LONDON (MarketWatch) -- European stock markets closed at a more than six-week low on Monday, after Chinese and U.S. manufacturing data added to fears about a growth slowdown in the global economy.

The Stoxx Europe 600 index slid 1.3% to close at 318.21, adding to the loss for January, when the benchmark posted the biggest monthly decline since June.

Among notable movers, shares of Lloyds Banking Group PLC (LYG) dropped 4% after the bank said it would set aside an extra 1.8 billion pounds ($3 billion) to repay customers who were mis-sold payment-protection insurance. Despite the extra provision, the bank said underlying earnings for the full year would come in ahead of expectations and that it would reinstate dividends.

Shares of Julius Baer Gruppe AG slid 5.9% after the private-banking firm said profit dropped 30% in 2013.

Shares of Colruyt SA sank 8.8% after the supermarkets chain late Friday warned fiscal 2014 profit would be slightly lower than last year's result. Citigroup on Monday cut the firm to neutral from buy.

On a more upbeat note, shares of Ryanair Holdings PLC gained 6.6% after the budget airliner confirmed its full-year guidance, even as it swung to a loss in its fiscal third quarter.

China and U.S. data

More broadly, European stock markets weakened as investors digested the latest data from China. The official purchasing managers' indexes out over the weekend showed growth slowed down in the manufacturing and services sectors in January. HSBC's PMI for China showed earlier in January that the manufacturing sector unexpectedly contracted for the month, igniting fears of an economic slowdown and ultimately sparking a wider selloff in emerging-markets assets.

Analysts at J.P. Morgan said in a note that slowing growth in China will hurt the global economy, with a one percentage point shock to China's GDP growth adding up to a 0.35 percentage point spillover impact on the world's GDP expansion.

"The latest signs of stress are worrying many about the risk of a hard landing. Unfortunately, assessing the risk to China and the world is not easy. Will policy makers do whatever it takes to prevent a major default? Should a financial event ensue, will policy makers move aggressively to prevent a crisis?," they asked.

With the China data in mind, investors largely shrugged off PMI data for the euro zone. The final numbers on the manufacturing sector for January showed the recovery at factories broadened, with the reading on Greece pointing to expansion for the first time since August 2009. For the combined euro zone, the manufacturing PMI rose to 54, signaling the fastest improvement since May 2011. A reading above 50 indicates expansion.
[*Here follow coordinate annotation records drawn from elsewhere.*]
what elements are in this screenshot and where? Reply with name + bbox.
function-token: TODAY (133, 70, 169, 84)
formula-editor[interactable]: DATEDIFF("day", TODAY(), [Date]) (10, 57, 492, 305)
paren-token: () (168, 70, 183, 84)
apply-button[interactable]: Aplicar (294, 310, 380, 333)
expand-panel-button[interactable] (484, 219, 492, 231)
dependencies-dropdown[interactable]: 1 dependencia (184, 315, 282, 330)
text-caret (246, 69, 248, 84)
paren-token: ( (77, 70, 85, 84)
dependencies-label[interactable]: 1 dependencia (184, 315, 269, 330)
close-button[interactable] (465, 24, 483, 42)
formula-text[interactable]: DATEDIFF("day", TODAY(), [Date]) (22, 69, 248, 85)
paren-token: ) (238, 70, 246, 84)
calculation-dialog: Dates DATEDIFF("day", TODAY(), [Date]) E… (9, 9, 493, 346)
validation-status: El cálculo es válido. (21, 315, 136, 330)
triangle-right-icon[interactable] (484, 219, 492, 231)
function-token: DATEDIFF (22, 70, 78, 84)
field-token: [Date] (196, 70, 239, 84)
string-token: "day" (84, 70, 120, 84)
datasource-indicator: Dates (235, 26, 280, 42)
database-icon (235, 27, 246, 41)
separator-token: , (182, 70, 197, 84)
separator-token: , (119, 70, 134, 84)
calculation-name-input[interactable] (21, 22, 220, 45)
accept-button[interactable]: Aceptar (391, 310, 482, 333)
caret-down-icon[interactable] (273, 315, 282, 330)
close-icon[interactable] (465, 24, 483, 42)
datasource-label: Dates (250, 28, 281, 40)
Howard Archer, chief U.K. and European economist at IHS Global Insight, said economic growth in the euro zone is likely to gradually strengthen in 2014 as a number of factors improve.

"Reduced fiscal squeezes, very accommodative monetary policy, improving global growth and sharply reduced sovereign debt concerns provide a more encouraging backdrop than the euro zone has faced for some time," Archer said in a note.

European markets took a leg lower in afternoon action after the U.S. ISM manufacturing index dropped to the lowest level since May. U.S. stocks moved sharply lower on Wall Street.

PMI data for the U.K. also showed the manufacturing sector there continued to expand in January, albeit at the slowest pace in three months.

The U.K.'s FTSE 100 index fell 0.7% to 6,465.66. Germany's DAX 30 index dropped 1.3% to 9,186.52, and France's CAC 40 index lost 1.4% to 4,107.75.

Randgold Resources Ltd. gained 6.3% in London after the gold miner said it boosted gold production to a record level in 2013.

Outside the major indexes, RTL Group SA dropped 2% in Brussels after Goldman Sachs cut the broadcaster to neutral from buy.